Если у меня и были сомнения в том, кто он такой, теперь они рассеялись, но я не представляла себе, что он скажет или сделает дальше и как мисс Мэтти перенесет радостную неожиданность, когда, он ей откроется. По-видимому, он тоже не знал, как приступить к делу, потому что начал вдруг оглядываться, словно решил купить что-нибудь и оттянуть время. Его взгляд остановился на миндальных конфетах, и он смело попросил фунт «вот этих штучек». Вряд ли у мисс Мэтти нашелся бы целый фунт миндальных конфет, но, кроме необычной грандиозности этой покупки, ее огорчила мысль о несварении желудка, которое должно было неминуемо последовать за поглощением их в таком количестве. Она взглянула на него, собираясь возразить. И нежность, смягчившая, его лицо, нашла нежданный отклик в ее сердце. Она сказала:
— Это же… ах, сэр, неужели вы Питер? — и вся задрожала.
Во мгновение ока он очутился позади стола и обнял, ее, а она всхлипывала без слез, как плачут люди в старости. Я принесла ей рюмочку вина — она так побледнела, что встревожилась не только я, но и мистер Питер. Но все время повторял:
— Я напугал тебя, Мэтти, напугал тебя, моя девочка.
Я сказала, что ей следует пойти в гостиную и прилечь там на кушетке. Она вопросительно посмотрела на брата, чью руку продолжала крепко сжимать, даже когда почти лишилась чувств. Он заверил ее, что не расстанется с ней и она позволила ему увести себя наверх.

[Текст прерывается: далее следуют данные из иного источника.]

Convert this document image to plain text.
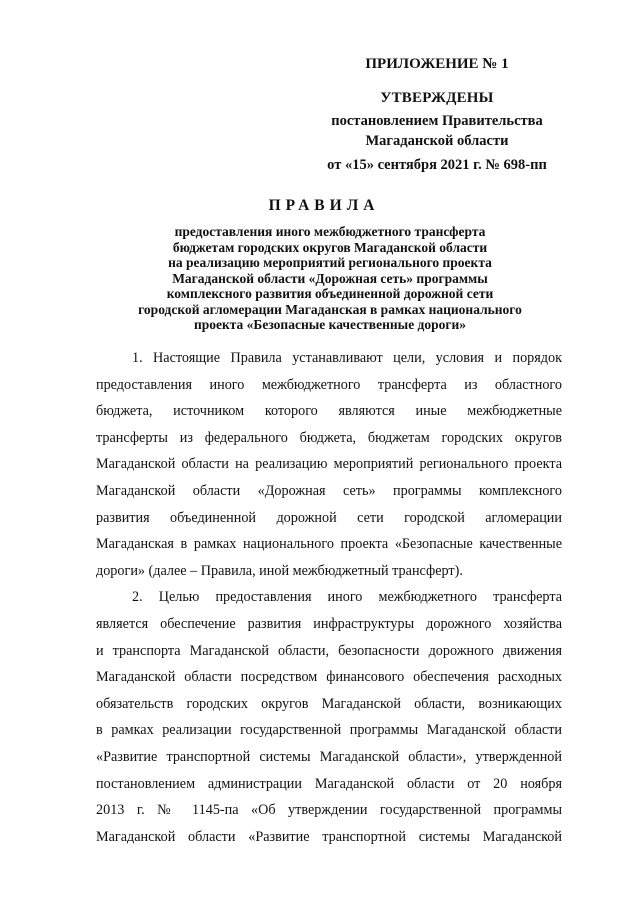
ПРИЛОЖЕНИЕ № 1
УТВЕРЖДЕНЫ
постановлением Правительства
Магаданской области
от «15» сентября 2021 г. № 698-пп
ПРАВИЛА
предоставления иного межбюджетного трансферта
бюджетам городских округов Магаданской области
на реализацию мероприятий регионального проекта
Магаданской области «Дорожная сеть» программы
комплексного развития объединенной дорожной сети
городской агломерации Магаданская в рамках национального
проекта «Безопасные качественные дороги»
1. Настоящие Правила устанавливают цели, условия и порядок
предоставления иного межбюджетного трансферта из областного
бюджета, источником которого являются иные межбюджетные
трансферты из федерального бюджета, бюджетам городских округов
Магаданской области на реализацию мероприятий регионального проекта
Магаданской области «Дорожная сеть» программы комплексного
развития объединенной дорожной сети городской агломерации
Магаданская в рамках национального проекта «Безопасные качественные
дороги» (далее – Правила, иной межбюджетный трансферт).
2. Целью предоставления иного межбюджетного трансферта
является обеспечение развития инфраструктуры дорожного хозяйства
и транспорта Магаданской области, безопасности дорожного движения
Магаданской области посредством финансового обеспечения расходных
обязательств городских округов Магаданской области, возникающих
в рамках реализации государственной программы Магаданской области
«Развитие транспортной системы Магаданской области», утвержденной
постановлением администрации Магаданской области от 20 ноября
2013 г. № 1145-па «Об утверждении государственной программы
Магаданской области «Развитие транспортной системы Магаданской
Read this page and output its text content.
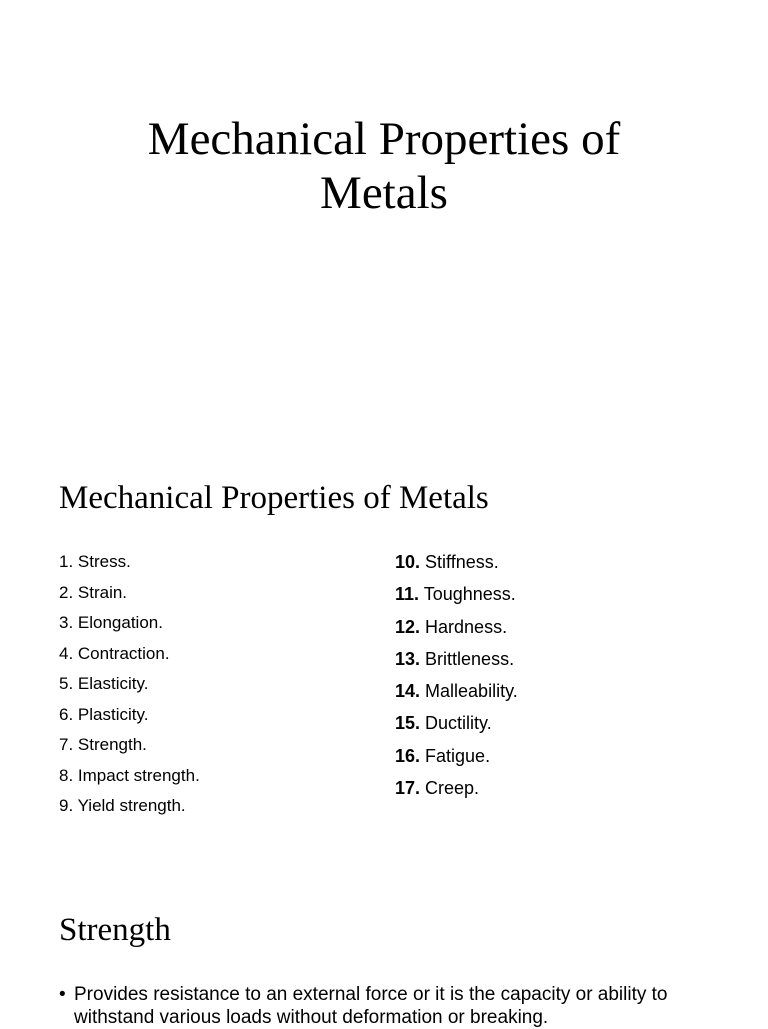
Mechanical Properties of
Metals
Mechanical Properties of Metals
1. Stress.
2. Strain.
3. Elongation.
4. Contraction.
5. Elasticity.
6. Plasticity.
7. Strength.
8. Impact strength.
9. Yield strength.
10. Stiffness.
11. Toughness.
12. Hardness.
13. Brittleness.
14. Malleability.
15. Ductility.
16. Fatigue.
17. Creep.
Strength
• Provides resistance to an external force or it is the capacity or ability to withstand various loads without deformation or breaking.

Я решила, что мне следует сбегать на кухню поставить чайник на огонь, чтобы можно было выпить чаю пораньше; а затем остаться в лавке и не мешать брату и сестре — ведь, несомненно, им нужно будет поведать друг другу очень многое. Кроме того, я должна была сообщить эту новость Марте, которая так расплакалась, что и я еле удержалась от слез. Между всхлипываниями она спрашивала: а уверена ли я, что это действительно брат мисс Мэтти? Ведь я говорю, будто он совсем седой, а она столько раз слышала, что он очень красивый молодой джентльмен. Такое же недоумение, по-видимому, мучило за чаем и мисс Мэтти, которую мы усадили в покойное кресло напротив мистера Дженкинса, так, чтобы она могла вдоволь на него наглядеться. Она почти не пила чая, а только смотрела, о еде же не могло быть и речи.